Surface and Bulk Properties of InN

InN presents challenges and opportunities uncovered during the last 3 years. The bandgap of 0.65eV is much smaller than UV bandgaps for GaN or AlN. InN shares similar chemical and radiation resistant properties of these other wurtzite III-nitrides. In contrast, control of InN electrical conductivity is significantly more challenging. The greatest difference is seen in band bending at the free surface. In place of surface depletion, InN exhibits surface accumulation of electrons at sheet densities of 3-5x1013 cm-2 accompanied by a large surface electric field. The valence band to Fermi level energy difference is found to be 1.2eV (XPS) to 1.5eV (EELS,CV). Undoped InN is n-type. Electron densities are below donor impurity densities and fall with increased thickness. A large dislocation density, which falls with thickness, may play a role in creating the bulk electrons. Low mobility electron transport occurs in defective regions near the lattice mismatched interface with GaN or AlN buffer layers, while low defect density regions have mobility exceeding 2000 cm2/Vsec with non-degenerate carrier densities near 1x1017 cm-3. Electron effective mass is 0.045m0 in the minimum of a non-parabolic gamma conduction band.
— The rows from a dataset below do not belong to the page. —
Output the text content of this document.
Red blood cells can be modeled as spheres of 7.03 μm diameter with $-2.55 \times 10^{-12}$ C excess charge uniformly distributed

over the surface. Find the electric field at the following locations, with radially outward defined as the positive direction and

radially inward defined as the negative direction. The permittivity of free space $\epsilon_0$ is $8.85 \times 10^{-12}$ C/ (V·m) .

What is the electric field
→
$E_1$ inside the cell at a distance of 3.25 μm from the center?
Velocity-field relations from single particle spectroscopy show velocity overshoot and negative differential mobility. THz wavelength radiation from short pulse laser excitation is generated from the surface of InN and GaN/InN interfaces due to large electric fields. InN electro-chemical sensing occurs by surface chemical interaction with InN surface electron accumulation. P-type doping of InN and GaInN with Mg is inferred by temperature variable conductivity, but surface electron conductivity dominates net Hall polarity.